The Drop, by Dennis Lehane
Adaptations never go movie-book. Book-movie-book-movie-book-movie-book perhaps, if we’re talking canon, or book-movie-book-book-book-book-book-book-book-book-book, if the book in question is 50 Shades of Grey, but never movie-book. Until, at least for yours truly, The Drop.
Boston crime writer Dennis Lehane penned the screenplay for 2014’s The Drop, starring Tom Hardy, Noomi Rapace and the late James Gandolfini (this was in fact his last movie). But, being primarily a novelist, he saw the potential for the story of a socially awkward bartender with a shady past to move beyond the confines of cinema, where running time is one of many limitations.

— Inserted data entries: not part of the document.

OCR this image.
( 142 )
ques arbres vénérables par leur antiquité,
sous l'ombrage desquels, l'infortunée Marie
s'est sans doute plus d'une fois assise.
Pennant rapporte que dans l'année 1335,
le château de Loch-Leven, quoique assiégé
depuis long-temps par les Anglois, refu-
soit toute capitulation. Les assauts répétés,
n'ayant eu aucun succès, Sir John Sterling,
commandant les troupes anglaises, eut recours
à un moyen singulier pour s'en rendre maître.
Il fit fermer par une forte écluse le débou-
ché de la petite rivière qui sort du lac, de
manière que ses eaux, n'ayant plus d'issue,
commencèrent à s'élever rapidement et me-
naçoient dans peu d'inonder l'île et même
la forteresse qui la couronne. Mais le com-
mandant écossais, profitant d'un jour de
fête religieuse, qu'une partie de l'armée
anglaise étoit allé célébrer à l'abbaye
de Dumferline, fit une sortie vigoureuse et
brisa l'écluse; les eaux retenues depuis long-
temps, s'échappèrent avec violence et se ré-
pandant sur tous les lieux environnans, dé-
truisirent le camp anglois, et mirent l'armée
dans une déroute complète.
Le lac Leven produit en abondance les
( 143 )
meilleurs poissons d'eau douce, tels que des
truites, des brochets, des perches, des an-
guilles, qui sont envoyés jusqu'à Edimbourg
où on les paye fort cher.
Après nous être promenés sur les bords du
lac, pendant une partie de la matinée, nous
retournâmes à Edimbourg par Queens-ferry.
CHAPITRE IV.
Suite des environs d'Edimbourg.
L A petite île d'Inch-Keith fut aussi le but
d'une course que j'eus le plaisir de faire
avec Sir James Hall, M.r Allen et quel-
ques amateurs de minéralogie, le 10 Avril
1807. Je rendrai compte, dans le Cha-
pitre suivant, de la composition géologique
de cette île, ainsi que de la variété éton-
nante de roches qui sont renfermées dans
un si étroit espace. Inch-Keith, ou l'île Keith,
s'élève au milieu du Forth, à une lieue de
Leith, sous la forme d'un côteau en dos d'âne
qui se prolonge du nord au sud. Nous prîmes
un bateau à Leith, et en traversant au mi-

The novel follows the story of the movie carefully, with all of the same characters doing all of the same misdeeds worthy of the crime genre, but for a few exceptions. Minor differences do exist, such as in the setting, but that was Lehane’s preference. What the novel really offers over its movie mother is expansion—in story, character and theme. Where the movie stops short, the novel dives in. Detective Torres is religious and crafty without many vices, other than drinking while on duty. In the novel, his cheating ways are revealed, when on-screen they are only hinted at. This expansion extends to the protagonist, Bob Saginowski, who is as beautifully drawn in the novel as he is in the movie.
The only real criticism that a can be levelled at The Drop is its length—it’s too damn short and ends far too quickly—but since the novel is based on a movie, it’s a criticism that doesn’t hold. What The Drop really needs is a prequel, because Bob the bartender is about a lot more than fixing drinks. One for the road, Mr Lehane?